I took off after him.
The last thing I remembered was seeing a pair of black boots, exactly like mine, the coolest Doc Martians I’d ever seen. And then he threw a germ bomb at me.
When next I opened my eyes, I found myself sitting on a chair behind a desk in front of the time suspended students I’d left locked in the classroom. My long black duster coat lay over me; the level of pain pulsing in my skull made me feel like vomiting.
“I feel so shitty,” I said. “I think he hit me with a migraine shell.”
“You were dying, but I inoculated you,” Silibot said from across the class. “I had to save you in order to save him,” she said pointing to the me standing at the back of the room.
Beside her stood another man holding some type of laser weapon. I rubbed my eyes,—Silibot with her arms around another me!
“What the eff—“
Silibot did a quick heel-toe slalom between the students’ desks roller blading towards the real me. She stopped at my desk, behind her the students sat still, a frozen forest of bodies in various positions of distress.
“I’ve frozen them in time,” she said, indicating the students. “He,” she turned and pointed to the me at the back of the room, “is a nastier version of you, from another time-line, and I love him,” Silibot said.
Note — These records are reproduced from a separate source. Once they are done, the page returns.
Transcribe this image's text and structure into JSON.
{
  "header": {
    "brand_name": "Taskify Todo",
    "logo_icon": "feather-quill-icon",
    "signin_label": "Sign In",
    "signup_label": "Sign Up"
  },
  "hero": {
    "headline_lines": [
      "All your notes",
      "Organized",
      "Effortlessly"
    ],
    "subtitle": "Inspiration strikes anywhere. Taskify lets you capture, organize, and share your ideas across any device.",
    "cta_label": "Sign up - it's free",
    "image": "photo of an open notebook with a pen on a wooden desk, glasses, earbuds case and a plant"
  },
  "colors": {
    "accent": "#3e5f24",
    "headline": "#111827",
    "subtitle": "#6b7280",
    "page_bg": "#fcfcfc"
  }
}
“Great. I came here to kick the students’ asses,” I said, nodding to the suspended students. “Now I get to kick my own ass.”
I leaned in close to the robot, using her as shield against the possible laser fire of the other me, who knew what kind of arsenal he’d brought with him. When I next peered over her shoulder, I noticed that my competition had left the room and took the laser with him.